N’y a-t-il pas alors un risque du tourisme d’allocation ?

C’est justement le sujet auquel je dois contribuer lors du colloque à Luxembourg. Une chose est claire : moins une société est ouverte à la migration – et des riches et des pauvres – plus on est à l’aise pour introduire une AU. Dans une population moins homogène avec une forte migration, l’introduction d’un revenu de citoyenneté, comme on appelle parfois l’AU, est effectivement un défi. Mais il ne faut pas en exagérer le risque non plus, car tous les revenus de substitution traditionnels de l’assurance sociale sont déjà, à l’heure actuelle, soumis à ce risque. C’est le dilemme classique de la gauche dans les pays riches : on ne peut pas être aussi généreux qu’on le souhaite à l’égard des gens qui sont à l’extérieur de nos frontières qu’envers ceux qui sont déjà à l’intérieur.

N’y a-t-il pas un risque que les gens dotés d’un revenu régulier sans obligation de travailler vont complètement se retirer du monde professionnel, comme plus rien ne les inciterait au travail ?

On remplace justement un filet dans lequel les gens s’empêtrent par un socle sur lequel ils peuvent s’appuyer. Avec le système actuel, le gars qui se débrouille un petit peu et qui trouve du travail, même à temps partiel, est puni car on lui enlève l’intégralité ou la partie du complément RMG. L’AU, il peut la garder, indépendamment du fait d’avoir un boulot ou non. Et chaque fois qu’on lui propose un boulot mieux rémunéré, il peut l’accepter tout en améliorant sa situation personnelle. On change donc deux choses à la fois : l’allocation est universelle, donc pas uniquement réservée aux pauvres, et elle ne comporte pas l’obligation de se mettre à la disposition du marché de l’emploi. Cette non-conditionnalité donne justement une liberté plus grande à l’individu de pouvoir faire des choix et de refuser des propositions qu’autrefois il devait accepter. Il aura aussi plus de possibilités d’accepter des situations de travail rémunéré qui ne sont à l’heure actuelle même pas imaginables, justement parce qu’elles peuvent être combinées avec une allocation qui donne une sécurité. En cas d’introduction d’une AU, l’offre de travail ne sera pas moindre que pour le système très contraignant du RMG actuel. Au contraire, elle contribuera à une relation plus fluide entre l’emploi, la formation et la famille. C’est fondamental pour la formation du capital humain de la génération présente et de celle de demain.

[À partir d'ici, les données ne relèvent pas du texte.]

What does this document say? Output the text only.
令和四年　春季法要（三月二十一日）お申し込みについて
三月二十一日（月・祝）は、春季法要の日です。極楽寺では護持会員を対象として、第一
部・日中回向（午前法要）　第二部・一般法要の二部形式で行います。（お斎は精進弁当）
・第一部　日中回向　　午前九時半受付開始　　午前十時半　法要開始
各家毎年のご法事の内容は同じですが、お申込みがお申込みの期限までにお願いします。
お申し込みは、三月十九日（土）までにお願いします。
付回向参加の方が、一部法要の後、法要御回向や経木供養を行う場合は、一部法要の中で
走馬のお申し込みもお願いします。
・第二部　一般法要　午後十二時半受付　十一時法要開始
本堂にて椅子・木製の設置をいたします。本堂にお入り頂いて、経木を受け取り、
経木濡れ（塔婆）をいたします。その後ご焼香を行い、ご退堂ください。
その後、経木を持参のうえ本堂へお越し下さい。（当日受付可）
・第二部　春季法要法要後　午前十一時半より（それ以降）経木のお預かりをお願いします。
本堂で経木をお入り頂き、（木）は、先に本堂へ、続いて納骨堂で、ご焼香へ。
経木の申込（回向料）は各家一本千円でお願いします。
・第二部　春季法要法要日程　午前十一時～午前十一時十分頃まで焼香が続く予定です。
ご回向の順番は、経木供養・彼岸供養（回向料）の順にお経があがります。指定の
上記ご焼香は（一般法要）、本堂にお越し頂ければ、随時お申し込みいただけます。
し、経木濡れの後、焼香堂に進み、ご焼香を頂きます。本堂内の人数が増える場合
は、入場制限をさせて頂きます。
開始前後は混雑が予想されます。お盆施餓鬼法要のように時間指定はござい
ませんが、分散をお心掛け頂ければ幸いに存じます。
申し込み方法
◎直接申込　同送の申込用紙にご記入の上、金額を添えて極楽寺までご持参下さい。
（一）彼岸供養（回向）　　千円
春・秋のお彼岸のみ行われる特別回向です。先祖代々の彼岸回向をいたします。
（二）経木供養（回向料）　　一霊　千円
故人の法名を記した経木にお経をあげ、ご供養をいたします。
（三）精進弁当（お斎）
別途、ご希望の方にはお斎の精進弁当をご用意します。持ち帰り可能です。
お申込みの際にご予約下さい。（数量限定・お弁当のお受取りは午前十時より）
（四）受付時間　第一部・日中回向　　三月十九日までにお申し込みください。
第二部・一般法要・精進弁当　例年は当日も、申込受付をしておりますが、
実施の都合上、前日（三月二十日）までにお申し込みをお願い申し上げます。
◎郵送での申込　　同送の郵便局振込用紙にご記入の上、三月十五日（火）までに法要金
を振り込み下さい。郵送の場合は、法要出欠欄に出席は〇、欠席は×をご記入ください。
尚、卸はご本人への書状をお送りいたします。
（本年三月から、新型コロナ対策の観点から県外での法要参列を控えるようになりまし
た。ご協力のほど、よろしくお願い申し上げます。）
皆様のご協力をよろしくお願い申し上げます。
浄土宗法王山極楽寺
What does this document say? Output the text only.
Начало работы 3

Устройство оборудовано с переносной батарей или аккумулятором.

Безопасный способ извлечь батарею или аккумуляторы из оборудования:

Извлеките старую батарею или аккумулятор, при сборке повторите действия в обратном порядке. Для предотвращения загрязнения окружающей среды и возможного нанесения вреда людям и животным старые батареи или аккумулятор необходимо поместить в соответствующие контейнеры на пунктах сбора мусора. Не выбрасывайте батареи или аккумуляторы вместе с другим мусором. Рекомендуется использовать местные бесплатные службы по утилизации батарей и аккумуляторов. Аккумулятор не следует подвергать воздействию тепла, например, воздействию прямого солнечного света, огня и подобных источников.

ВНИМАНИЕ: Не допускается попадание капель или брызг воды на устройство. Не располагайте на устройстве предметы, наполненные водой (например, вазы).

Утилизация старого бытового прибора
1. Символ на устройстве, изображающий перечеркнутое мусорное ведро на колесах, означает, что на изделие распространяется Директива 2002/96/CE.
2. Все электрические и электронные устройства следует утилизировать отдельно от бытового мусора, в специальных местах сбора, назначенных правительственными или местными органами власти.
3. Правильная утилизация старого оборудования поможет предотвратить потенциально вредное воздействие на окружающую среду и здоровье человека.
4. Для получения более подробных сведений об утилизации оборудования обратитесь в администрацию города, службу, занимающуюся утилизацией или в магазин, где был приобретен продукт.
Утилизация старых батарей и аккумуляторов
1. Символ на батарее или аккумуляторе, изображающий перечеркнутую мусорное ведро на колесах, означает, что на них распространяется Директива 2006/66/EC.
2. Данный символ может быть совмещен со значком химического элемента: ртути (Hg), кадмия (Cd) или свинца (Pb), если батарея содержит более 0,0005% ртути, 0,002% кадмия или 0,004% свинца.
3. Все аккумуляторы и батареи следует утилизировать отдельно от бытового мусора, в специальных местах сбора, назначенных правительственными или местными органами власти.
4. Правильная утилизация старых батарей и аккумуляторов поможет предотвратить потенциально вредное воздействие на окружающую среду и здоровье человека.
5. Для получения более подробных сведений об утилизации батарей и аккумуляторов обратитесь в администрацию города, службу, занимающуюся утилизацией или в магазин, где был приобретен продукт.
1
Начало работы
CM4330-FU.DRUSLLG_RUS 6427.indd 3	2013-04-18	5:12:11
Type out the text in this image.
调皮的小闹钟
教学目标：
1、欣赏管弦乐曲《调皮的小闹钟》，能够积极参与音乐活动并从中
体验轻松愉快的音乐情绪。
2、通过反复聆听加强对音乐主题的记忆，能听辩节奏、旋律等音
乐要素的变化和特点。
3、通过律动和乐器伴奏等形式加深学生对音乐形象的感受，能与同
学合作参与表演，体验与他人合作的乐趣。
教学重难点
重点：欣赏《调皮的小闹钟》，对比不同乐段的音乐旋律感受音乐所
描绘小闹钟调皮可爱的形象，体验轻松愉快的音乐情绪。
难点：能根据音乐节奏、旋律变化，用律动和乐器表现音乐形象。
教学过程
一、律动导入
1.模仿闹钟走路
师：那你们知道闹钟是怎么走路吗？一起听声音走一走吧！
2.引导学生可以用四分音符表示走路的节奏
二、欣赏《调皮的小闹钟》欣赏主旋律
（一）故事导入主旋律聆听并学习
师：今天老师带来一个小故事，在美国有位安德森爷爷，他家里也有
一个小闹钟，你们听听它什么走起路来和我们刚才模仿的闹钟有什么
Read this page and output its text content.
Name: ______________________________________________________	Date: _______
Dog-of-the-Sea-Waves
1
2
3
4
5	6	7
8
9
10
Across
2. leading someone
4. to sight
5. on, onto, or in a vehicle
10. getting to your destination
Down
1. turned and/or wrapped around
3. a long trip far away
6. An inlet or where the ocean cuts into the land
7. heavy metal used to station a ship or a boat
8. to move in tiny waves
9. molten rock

Intitulé „Basic Income and Income Redistribution“, le workshop de l’Université du Luxembouirg aura lieu le vendredi 1er avril à partir de 13 heures sur le campus du Limpertsberg – bâtiment des sciences, salle BS 0.03 (162a, avenue de la Faïencerie). Le moment fort de cet événement sera la table ronde à 16 heures avec, pour invités, Serge Allegrezza (STATEC), Robert Kieffer (Caisse Nationale d’Assurance Pension), Fréderic Berger (CEPS/INSTEAD), Muriel Bouchet (BCL) et Pierre Picard (Unilux). Seront également présents Philippe Van Parijs (Université Catholique de Louvain), Tony Atkinson (Nuffield College, à Oxford) et Tito Boeri (Université Boccon, en Italie). La table ronde en langue française sera animée par le politologue Jürgen Stoldt.

Par ailleurs, une soirée-discussion
avec Philippe Van Parijs aura lieu le
soir à 19 heures sous le thème
« 1.500 euros par mois pour toi ! » au Campus Limpertsberg Salle BS1.04, organisée par l’initiative « Bedingungslost Grondakommes Lëtzebuerg ».